EKOLOG PROF. JORİE FAVREAU ÖĞRENCİLERE ONLİNE KONFERANS VERDİ
Mine Kılcı Çetinkaya, Proje kapsamında öğrencilerin birçok noktada hem farkındalıklarının arttığını hem de kendi kişisel yeteneklerini geliştirme sürecinde sağlam adımlar attıklarını belirterek;
“Dünya üzerindeki başta Çin, Endonezya, Hindistan ve Tayvan olmak üzere üretim merkezlerinin iklime ve canlılara olan etkisini daha iyi anlayabilmek için Amerika Birleşik Devletlerinden Ekolog Prof. Jorie Favreau’yu öğrencilerimize iklim değişikliğinin canlı yaşamı üzerindeki etkilerini anlattığı interaktif bir online konferansa davet ettik. Bu sayede öğrenciler konunun uzmanı bir bilim insanı ile iletişim kurma fırsatı bularak hem konu hakkında bilgi edindiler hem de küresel iklim krizi ve bunun canlılar ile dünyamız üzerine etkisini daha iyi anlama fırsatına sahip oldular, böylece sebep-sonuç ilişkisini daha somut şekilde kurdular.

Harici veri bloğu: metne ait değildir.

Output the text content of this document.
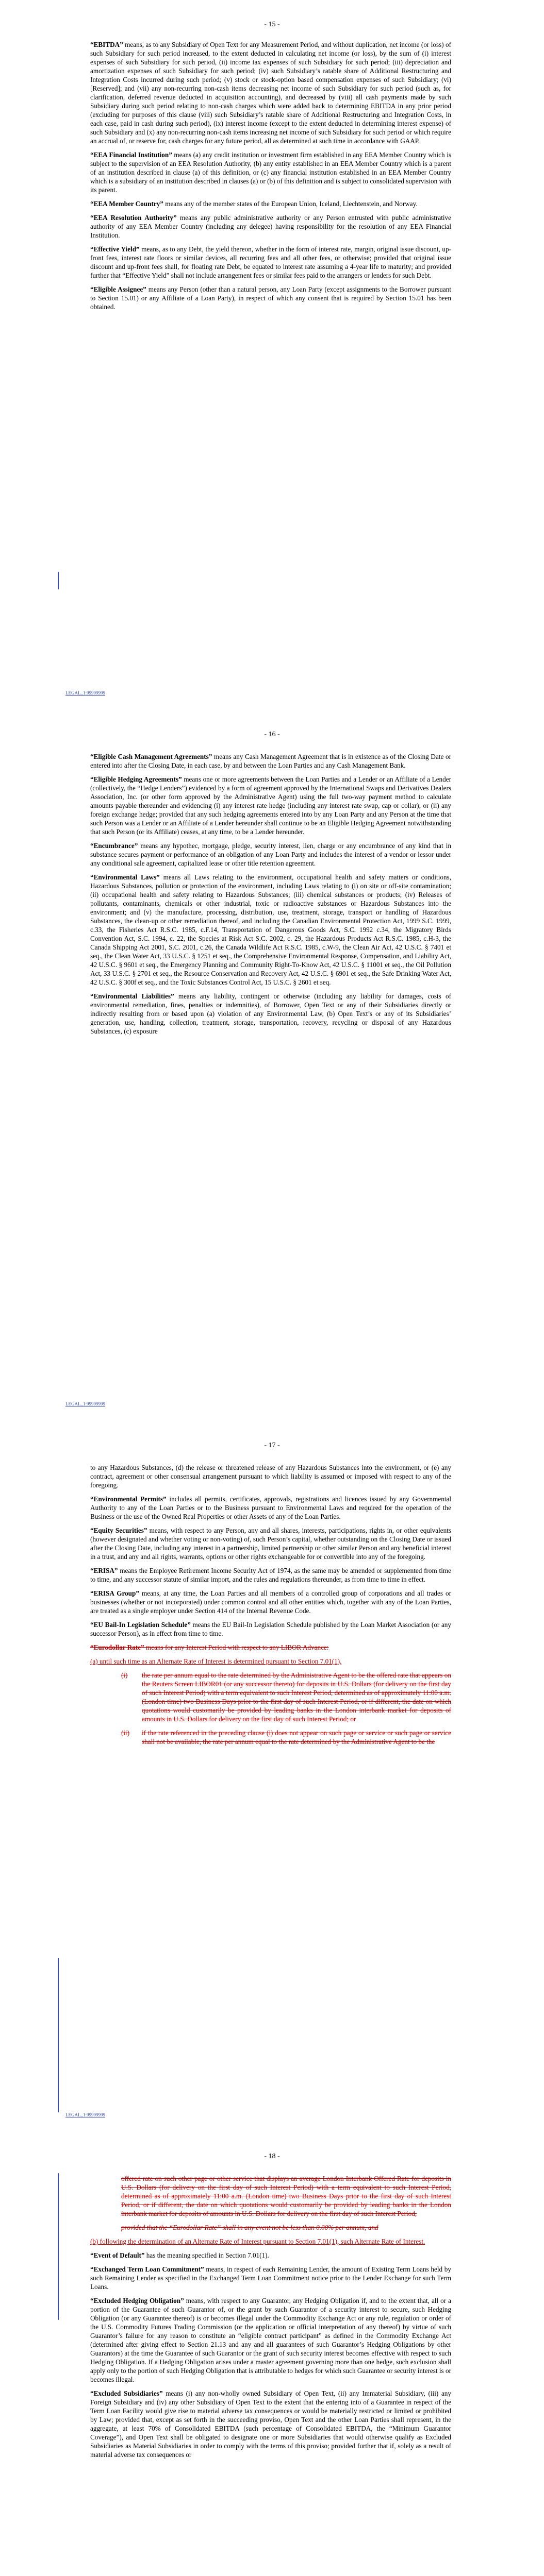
- 15 -

“EBITDA” means, as to any Subsidiary of Open Text for any Measurement Period, and without duplication, net income (or loss) of such Subsidiary for such period increased, to the extent deducted in calculating net income (or loss), by the sum of (i) interest expenses of such Subsidiary for such period, (ii) income tax expenses of such Subsidiary for such period; (iii) depreciation and amortization expenses of such Subsidiary for such period; (iv) such Subsidiary’s ratable share of Additional Restructuring and Integration Costs incurred during such period; (v) stock or stock-option based compensation expenses of such Subsidiary; (vi) [Reserved]; and (vii) any non-recurring non-cash items decreasing net income of such Subsidiary for such period (such as, for clarification, deferred revenue deducted in acquisition accounting), and decreased by (viii) all cash payments made by such Subsidiary during such period relating to non-cash charges which were added back to determining EBITDA in any prior period (excluding for purposes of this clause (viii) such Subsidiary’s ratable share of Additional Restructuring and Integration Costs, in each case, paid in cash during such period), (ix) interest income (except to the extent deducted in determining interest expense) of such Subsidiary and (x) any non-recurring non-cash items increasing net income of such Subsidiary for such period or which require an accrual of, or reserve for, cash charges for any future period, all as determined at such time in accordance with GAAP.

“EEA Financial Institution” means (a) any credit institution or investment firm established in any EEA Member Country which is subject to the supervision of an EEA Resolution Authority, (b) any entity established in an EEA Member Country which is a parent of an institution described in clause (a) of this definition, or (c) any financial institution established in an EEA Member Country which is a subsidiary of an institution described in clauses (a) or (b) of this definition and is subject to consolidated supervision with its parent.

“EEA Member Country” means any of the member states of the European Union, Iceland, Liechtenstein, and Norway.

“EEA Resolution Authority” means any public administrative authority or any Person entrusted with public administrative authority of any EEA Member Country (including any delegee) having responsibility for the resolution of any EEA Financial Institution.

“Effective Yield” means, as to any Debt, the yield thereon, whether in the form of interest rate, margin, original issue discount, up-front fees, interest rate floors or similar devices, all recurring fees and all other fees, or otherwise; provided that original issue discount and up-front fees shall, for floating rate Debt, be equated to interest rate assuming a 4-year life to maturity; and provided further that “Effective Yield” shall not include arrangement fees or similar fees paid to the arrangers or lenders for such Debt.

“Eligible Assignee” means any Person (other than a natural person, any Loan Party (except assignments to the Borrower pursuant to Section 15.01) or any Affiliate of a Loan Party), in respect of which any consent that is required by Section 15.01 has been obtained.

LEGAL_1:99999999
- 16 -

“Eligible Cash Management Agreements” means any Cash Management Agreement that is in existence as of the Closing Date or entered into after the Closing Date, in each case, by and between the Loan Parties and any Cash Management Bank.

“Eligible Hedging Agreements” means one or more agreements between the Loan Parties and a Lender or an Affiliate of a Lender (collectively, the “Hedge Lenders”) evidenced by a form of agreement approved by the International Swaps and Derivatives Dealers Association, Inc. (or other form approved by the Administrative Agent) using the full two-way payment method to calculate amounts payable thereunder and evidencing (i) any interest rate hedge (including any interest rate swap, cap or collar); or (ii) any foreign exchange hedge; provided that any such hedging agreements entered into by any Loan Party and any Person at the time that such Person was a Lender or an Affiliate of a Lender hereunder shall continue to be an Eligible Hedging Agreement notwithstanding that such Person (or its Affiliate) ceases, at any time, to be a Lender hereunder.

“Encumbrance” means any hypothec, mortgage, pledge, security interest, lien, charge or any encumbrance of any kind that in substance secures payment or performance of an obligation of any Loan Party and includes the interest of a vendor or lessor under any conditional sale agreement, capitalized lease or other title retention agreement.

“Environmental Laws” means all Laws relating to the environment, occupational health and safety matters or conditions, Hazardous Substances, pollution or protection of the environment, including Laws relating to (i) on site or off-site contamination; (ii) occupational health and safety relating to Hazardous Substances; (iii) chemical substances or products; (iv) Releases of pollutants, contaminants, chemicals or other industrial, toxic or radioactive substances or Hazardous Substances into the environment; and (v) the manufacture, processing, distribution, use, treatment, storage, transport or handling of Hazardous Substances, the clean-up or other remediation thereof, and including the Canadian Environmental Protection Act, 1999 S.C. 1999, c.33, the Fisheries Act R.S.C. 1985, c.F.14, Transportation of Dangerous Goods Act, S.C. 1992 c.34, the Migratory Birds Convention Act, S.C. 1994, c. 22, the Species at Risk Act S.C. 2002, c. 29, the Hazardous Products Act R.S.C. 1985, c.H-3, the Canada Shipping Act 2001, S.C. 2001, c.26, the Canada Wildlife Act R.S.C. 1985, c.W-9, the Clean Air Act, 42 U.S.C. § 7401 et seq., the Clean Water Act, 33 U.S.C. § 1251 et seq., the Comprehensive Environmental Response, Compensation, and Liability Act, 42 U.S.C. § 9601 et seq., the Emergency Planning and Community Right-To-Know Act, 42 U.S.C. § 11001 et seq., the Oil Pollution Act, 33 U.S.C. § 2701 et seq., the Resource Conservation and Recovery Act, 42 U.S.C. § 6901 et seq., the Safe Drinking Water Act, 42 U.S.C. § 300f et seq., and the Toxic Substances Control Act, 15 U.S.C. § 2601 et seq.

“Environmental Liabilities” means any liability, contingent or otherwise (including any liability for damages, costs of environmental remediation, fines, penalties or indemnities), of Borrower, Open Text or any of their Subsidiaries directly or indirectly resulting from or based upon (a) violation of any Environmental Law, (b) Open Text’s or any of its Subsidiaries’ generation, use, handling, collection, treatment, storage, transportation, recovery, recycling or disposal of any Hazardous Substances, (c) exposure

LEGAL_1:99999999
- 17 -

to any Hazardous Substances, (d) the release or threatened release of any Hazardous Substances into the environment, or (e) any contract, agreement or other consensual arrangement pursuant to which liability is assumed or imposed with respect to any of the foregoing.

“Environmental Permits” includes all permits, certificates, approvals, registrations and licences issued by any Governmental Authority to any of the Loan Parties or to the Business pursuant to Environmental Laws and required for the operation of the Business or the use of the Owned Real Properties or other Assets of any of the Loan Parties.

“Equity Securities” means, with respect to any Person, any and all shares, interests, participations, rights in, or other equivalents (however designated and whether voting or non-voting) of, such Person’s capital, whether outstanding on the Closing Date or issued after the Closing Date, including any interest in a partnership, limited partnership or other similar Person and any beneficial interest in a trust, and any and all rights, warrants, options or other rights exchangeable for or convertible into any of the foregoing.

“ERISA” means the Employee Retirement Income Security Act of 1974, as the same may be amended or supplemented from time to time, and any successor statute of similar import, and the rules and regulations thereunder, as from time to time in effect.

“ERISA Group” means, at any time, the Loan Parties and all members of a controlled group of corporations and all trades or businesses (whether or not incorporated) under common control and all other entities which, together with any of the Loan Parties, are treated as a single employer under Section 414 of the Internal Revenue Code.

“EU Bail-In Legislation Schedule” means the EU Bail-In Legislation Schedule published by the Loan Market Association (or any successor Person), as in effect from time to time.

“Eurodollar Rate” means for any Interest Period with respect to any LIBOR Advance:

(a) until such time as an Alternate Rate of Interest is determined pursuant to Section 7.01(1),

(i)	the rate per annum equal to the rate determined by the Administrative Agent to be the offered rate that appears on the Reuters Screen LIBOR01 (or any successor thereto) for deposits in U.S. Dollars (for delivery on the first day of such Interest Period) with a term equivalent to such Interest Period, determined as of approximately 11:00 a.m. (London time) two Business Days prior to the first day of such Interest Period, or if different, the date on which quotations would customarily be provided by leading banks in the London interbank market for deposits of amounts in U.S. Dollars for delivery on the first day of such Interest Period; or
(ii)	if the rate referenced in the preceding clause (i) does not appear on such page or service or such page or service shall not be available, the rate per annum equal to the rate determined by the Administrative Agent to be the
LEGAL_1:99999999
- 18 -

offered rate on such other page or other service that displays an average London Interbank Offered Rate for deposits in U.S. Dollars (for delivery on the first day of such Interest Period) with a term equivalent to such Interest Period, determined as of approximately 11:00 a.m. (London time) two Business Days prior to the first day of such Interest Period, or if different, the date on which quotations would customarily be provided by leading banks in the London interbank market for deposits of amounts in U.S. Dollars for delivery on the first day of such Interest Period,

provided that the “Eurodollar Rate” shall in any event not be less than 0.00% per annum, and

(b) following the determination of an Alternate Rate of Interest pursuant to Section 7.01(1), such Alternate Rate of Interest.

“Event of Default” has the meaning specified in Section 7.01(1).

“Exchanged Term Loan Commitment” means, in respect of each Remaining Lender, the amount of Existing Term Loans held by such Remaining Lender as specified in the Exchanged Term Loan Commitment notice prior to the Lender Exchange for such Term Loans.

“Excluded Hedging Obligation” means, with respect to any Guarantor, any Hedging Obligation if, and to the extent that, all or a portion of the Guarantee of such Guarantor of, or the grant by such Guarantor of a security interest to secure, such Hedging Obligation (or any Guarantee thereof) is or becomes illegal under the Commodity Exchange Act or any rule, regulation or order of the U.S. Commodity Futures Trading Commission (or the application or official interpretation of any thereof) by virtue of such Guarantor’s failure for any reason to constitute an “eligible contract participant” as defined in the Commodity Exchange Act (determined after giving effect to Section 21.13 and any and all guarantees of such Guarantor’s Hedging Obligations by other Guarantors) at the time the Guarantee of such Guarantor or the grant of such security interest becomes effective with respect to such Hedging Obligation. If a Hedging Obligation arises under a master agreement governing more than one hedge, such exclusion shall apply only to the portion of such Hedging Obligation that is attributable to hedges for which such Guarantee or security interest is or becomes illegal.

“Excluded Subsidiaries” means (i) any non-wholly owned Subsidiary of Open Text, (ii) any Immaterial Subsidiary, (iii) any Foreign Subsidiary and (iv) any other Subsidiary of Open Text to the extent that the entering into of a Guarantee in respect of the Term Loan Facility would give rise to material adverse tax consequences or would be materially restricted or limited or prohibited by Law; provided that, except as set forth in the succeeding proviso, Open Text and the other Loan Parties shall represent, in the aggregate, at least 70% of Consolidated EBITDA (such percentage of Consolidated EBITDA, the “Minimum Guarantor Coverage”), and Open Text shall be obligated to designate one or more Subsidiaries that would otherwise qualify as Excluded Subsidiaries as Material Subsidiaries in order to comply with the terms of this proviso; provided further that if, solely as a result of material adverse tax consequences or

Projemiz kapsamında öğrencilerimizin birçok noktada hem farkındalıkları arttı hem de kendi kişisel yeteneklerini geliştirme sürecinde sağlam adımlar attılar. Bunlar; dünyadaki üretim süreçleri ve bunların lojistikleri hakkında bilgi sahibi oldular, bireysel tüketim tercihlerinin bundaki payını gördüler. Bu sayede günümüzde yaşadığımız çevresel sorunlar ile bunlar arasında neden sonuç ilişkisi kurdular. Farklı kültürler ile iletişim kurup fikir alışverişi ve işbirliği yaptılar. Projenin başından sonuna kadar teknolojik imkanları kullanarak çalışmalar ve aktiviteler yaptılar, oyunlar oynadılar. Bilgiye nasıl ulaşabilecekleri ve medyayı nasıl daha verimli kullanabileceklerini öğrendiler. Farklı kültürleri tanıdılar. Bu fabrikaların(üretim merkezlerinin) olumsuz etkilerini en az indirmek ve daha sürdürülebilir bir yaşam için birlikte yaptıkları beyin fırtınaları ile bireysel çaba kadar işbirliğinin ne kadar önemli olduğunu ve çözüme nasıl daha hızlı katkıda bulunacağını anladılar.”